There are signs that the reflexive British regard for posh people and hoary institutions may be fading. A YouGov poll this month revealed that 64 percent of Britons don’t care very much or at all about the coronation. According to a survey by the National Centre for Social Research only 3 of 10 people in Britain think the monarchy is “very important,” the lowest proportion on record. Nearly half of the respondents said it should be abolished.

More importantly, only 12 percent of 18- to 34-year-olds view the monarchy as “very important.” Young people have watched aghast as Prince Harry and his wife, Meghan Markle, were hounded out of the country by a racist press, and as Prince Andrew, King Charles’s brother, paid off his accuser to settle his sexual assault case in the U.S.

They know all too well the tricks of the “stalemate society,” where, as Prince Harry pointed out last week, the establishment media diverts the public with “the most mundane and petty things” to obscure “critical issues.”

Support for the British monarch is more rapidly declining in the handful of countries where he is still head of state. Even Australia is set to become a republic, as the country’s new ambassador to the U.K. revealed last week. Charles himself attended the ceremony last year in which Barbados officially removed the Queen as its head of state.

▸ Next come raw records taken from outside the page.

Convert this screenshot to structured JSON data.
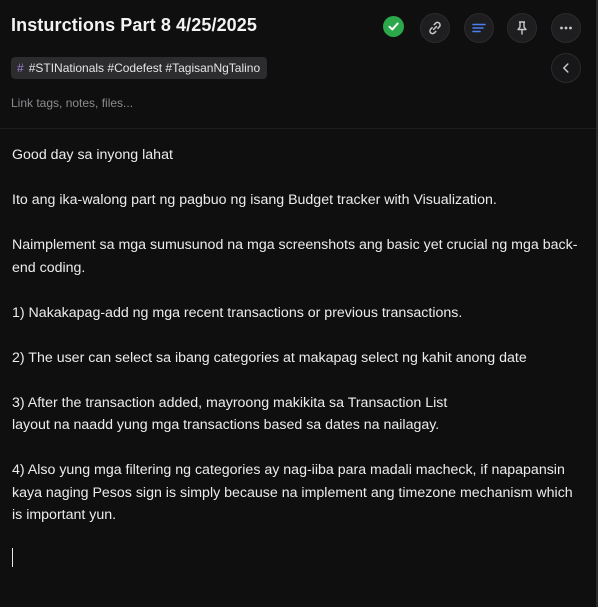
{
  "note": {
    "title": "Insturctions Part 8 4/25/2025",
    "tags_text": "#STINationals #Codefest #TagisanNgTalino",
    "tag_icon": "#",
    "link_placeholder": "Link tags, notes, files..."
  },
  "toolbar": {
    "status_icon": "check-circle-icon",
    "buttons": [
      "link-icon",
      "list-icon",
      "pin-icon",
      "more-icon"
    ],
    "accent_blue": "#4a7ef2",
    "status_green": "#2aa84a"
  },
  "content": {
    "p1": "Good day sa inyong lahat",
    "p2": "Ito ang ika-walong part ng pagbuo ng isang Budget tracker with Visualization.",
    "p3": "Naimplement sa mga sumusunod na mga screenshots ang basic yet crucial ng mga back-end coding.",
    "p4": "1) Nakakapag-add ng mga recent transactions or previous transactions.",
    "p5": "2) The user can select sa ibang categories at makapag select ng kahit anong date",
    "p6a": "3) After the transaction added, mayroong makikita sa Transaction List",
    "p6b": "layout na naadd yung mga transactions based sa dates na nailagay.",
    "p7": "4) Also yung mga filtering ng categories ay nag-iiba para madali macheck, if napapansin kaya naging Pesos sign is simply because na implement ang timezone mechanism which is important yun."
  }
}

The new King spoke then about the “appalling atrocity of slavery”; he has yet to respond to recent revelations in the Guardian that his own ancestors owned slave plantations in Virginia, and that priceless jewels looted from India by British imperialists ended up in the royal collection. It is possible that Charles is profoundly embarrassed by his tainted legacy. His passion for environmental issues marks him out in a family that has historically been more engaged by horses and palaces.

He has also said he wants to modernize the monarchy, although his elaborate plans for the coronation suggest the opposite. In any case, incremental moves — such as paying tax, like other Britons, on the inheritance from his mother — may not be enough.

His Majesty’s greatest service to his kingdom would be to abolish his pompous office. The expensively preposterous coronation can then be justified, in his own mind at least, as the last indulgence of its kind; a grand farewell party. Certainly, Britain needs more than ever to grapple with urgent challenges of the present and future instead of yet again lavishly reenacting its past. “The past has to be seen as dead,” as Naipaul wrote about another wounded civilization, “or the past will kill.”

Pankaj Mishra is a Bloomberg Opinion columnist. He is author, most recently, of “Run and Hide.”